Aquel 16 de agosto de 1749, Ana Vega agarraba con fuerza la mano de un mocoso de no más de seis años que se había perdido en el barullo. Al atardecer, después de que los hombres partieran en gabarras hacia La Carraca, los soldados se habían presentado con cerca de una treintena de carros a las puertas del corral en el que llevaban medio mes encerradas. De acuerdo con las pragmáticas que obligaban a los pueblos y las ciudades del reino a proveer al ejército de carros y bagajes para el transporte de las tropas y sus pertrechos, los trajineros y arrieros de Sevilla habían puesto a disposición del ejército varias galeras, ocho de ellas grandes, de cuatro ruedas, algunas cubiertas con toldo y tiradas por seis mulas; el resto se componía de carros y carromatos de dos ruedas tirados por dos o cuatro mulas. Multitud de curiosos se arremolinaban en la zona. Los militares intentaron que las gitanas y sus hijos salieran con orden de la cobertera, pero enseguida se complicaron las cosas.

—¿Dónde nos llevan? —se encaró una de ellas a los soldados.

—¿Qué van a hacer con nosotras? —inquirieron otras.

—¿Y nuestros hombres?

—¡Mis hijos tienen hambre!

Los soldados no contestaban. Desde fuera del corral, una sencilla cubierta sobre pilares abierta por sus costados, la gente las insultaba.
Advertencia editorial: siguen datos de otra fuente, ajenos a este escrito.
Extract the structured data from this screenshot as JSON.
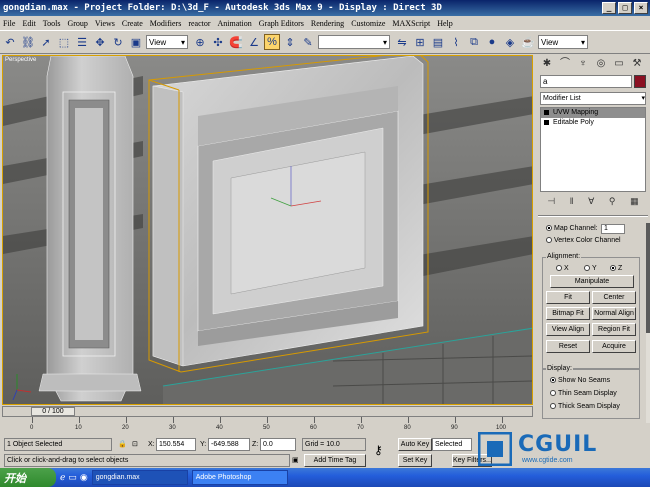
{
  "window": {
    "title": "gongdian.max    - Project Folder: D:\\3d_F    - Autodesk 3ds Max 9    - Display : Direct 3D",
    "controls": [
      "_",
      "□",
      "×"
    ]
  },
  "menu": [
    "File",
    "Edit",
    "Tools",
    "Group",
    "Views",
    "Create",
    "Modifiers",
    "reactor",
    "Animation",
    "Graph Editors",
    "Rendering",
    "Customize",
    "MAXScript",
    "Help"
  ],
  "toolbar": {
    "view_dropdown": "View",
    "view_dropdown_right": "View"
  },
  "viewport": {
    "label": "Perspective"
  },
  "panel": {
    "object_name": "a",
    "modifier_list": "Modifier List",
    "stack": [
      "UVW Mapping",
      "Editable Poly"
    ],
    "map_channel_label": "Map Channel:",
    "map_channel_value": "1",
    "vertex_color_channel": "Vertex Color Channel",
    "alignment_label": "Alignment:",
    "axes": [
      "X",
      "Y",
      "Z"
    ],
    "buttons": {
      "manipulate": "Manipulate",
      "fit": "Fit",
      "center": "Center",
      "bitmap_fit": "Bitmap Fit",
      "normal_align": "Normal Align",
      "view_align": "View Align",
      "region_fit": "Region Fit",
      "reset": "Reset",
      "acquire": "Acquire"
    },
    "display_label": "Display:",
    "display_options": [
      "Show No Seams",
      "Thin Seam Display",
      "Thick Seam Display"
    ]
  },
  "timeline": {
    "slider": "0 / 100",
    "ticks": [
      "0",
      "10",
      "20",
      "30",
      "40",
      "50",
      "60",
      "70",
      "80",
      "90",
      "100"
    ]
  },
  "status": {
    "selection": "1 Object Selected",
    "prompt": "Click or click-and-drag to select objects",
    "x_label": "X:",
    "x_value": "150.554",
    "y_label": "Y:",
    "y_value": "-649.588",
    "z_label": "Z:",
    "z_value": "0.0",
    "grid": "Grid = 10.0",
    "add_time_tag": "Add Time Tag",
    "auto_key": "Auto Key",
    "selected": "Selected",
    "set_key": "Set Key",
    "key_filters": "Key Filters..."
  },
  "taskbar": {
    "start": "开始",
    "tasks": [
      "gongdian.max",
      "Adobe Photoshop"
    ]
  },
  "watermark": {
    "brand": "CGUIL",
    "url": "www.cgtide.com"
  },
  "colors": {
    "object_color": "#8a1022",
    "selection_bbox": "#d79a00"
  }
}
Ana se encontró apretujada: las mujeres se juntaban unas contra otras.

—¡No nos sacaréis de aquí!

—¡Justicia! ¡No hemos cometido delito alguno!

—¿Y nuestros hombres? ¿Qué habéis hecho con ellos?

—¿Y nuestros hijos?

En el exterior arreciaron los gritos. Los soldados se consultaban entre ellos con la mirada, los cabos a los sargentos y estos al capitán.

—¡A los carros! —ordenó el último—. ¡Subidlas a los carros!

El chiquillo de seis años apareció agarrado al muslo de Ana cuando los militares la emprendieron a golpes y culatazos contra las mujeres. El caos fue total. Ana ayudó a levantarse a una anciana postrada en el suelo.

—¿De quién es este niño? —repetía a gritos.

Observó cómo un grupo de soldados empujaban fuera del corral a Rosario, a María, a Dolores y a otras de las amigas de Milagros; ellas intentaban tapar con sus brazos aquellos jóvenes cuerpos que no llegaban a cubrir los harapos que les quedaban tras medio mes encarceladas en un corral: hacinadas, sin agua, durmiendo sobre mil capas formadas por los restos de los excrementos secos del ganado. Un soldado agarró la camisa de Rosario y tiró de ella con fuerza hacia el exterior. La camisa se rasgó y quedó en manos del militar, que miró la prenda con incredulidad y luego estalló en carcajadas mientras la gente silbaba y aplaudía a la fugaz vista de los turgentes pechos de la muchacha.

Ana, cegada de ira, fue a lanzarse sobre el soldado, pero solo consiguió arrastrar por el suelo al mocoso agarrado a su muslo; lo había olvidado. El soldado reparó en ella y le hizo un autoritario gesto para que saliese del corral. Ya quedaban pocas mujeres en su interior. La gitana obedeció. Los carros, dispuestos en una larga fila y custodiados por el ejército para impedir que la gente se abalanzase sobre ellos, estaban ya a rebosar. Los coloridos trajes de las gitanas se veían deslucidos incluso bajo el brillante sol sevillano de agosto; todas ellas habían sido desposeídas de las joyas y abalorios con los que se adornaban; hasta las cintas de sus vestidos habían desaparecido. Llantos, quejas, gritos y súplicas surgían de boca de las mujeres y sus hijos pequeños. A Ana le flojearon las piernas; ¿qué mísero futuro les esperaba?

—¿De quién es este…? —empezó a gritar. Pero calló y apretó la mano del niño; era un empeño inútil.

—¡Sube al carro! —le gritaron al tiempo que la empujaban con una escopeta cruzada sobre su espalda.

¿Subir al carro? Se volvió lentamente y se encontró con un jovenzuelo imberbe con la peluca blanca torcida. Lo escrutó de arriba abajo.

—¡Tabaco! —le gritó al instante—. ¡Te vendo tabaco a buen precio! —añadió simulando rebuscar en el interior de su falda—. ¡Del mejor!

El muchacho tartamudeó algo y negó ingenuamente con la cabeza.

—¡Tabaco! —aulló entonces Ana en dirección a la gente, aparentando que fumaba un cigarro.

A su espalda, las gitanas que estaban en el carro acallaron sus sollozos.

Luego sonrió, como si la sangre volviera a correr por sus venas, cuando una de las del carro se sumó a su pantomima.

—¡La buenaventura! ¡Leo las líneas de las manos! ¿Quieres que te las lea, mocetón?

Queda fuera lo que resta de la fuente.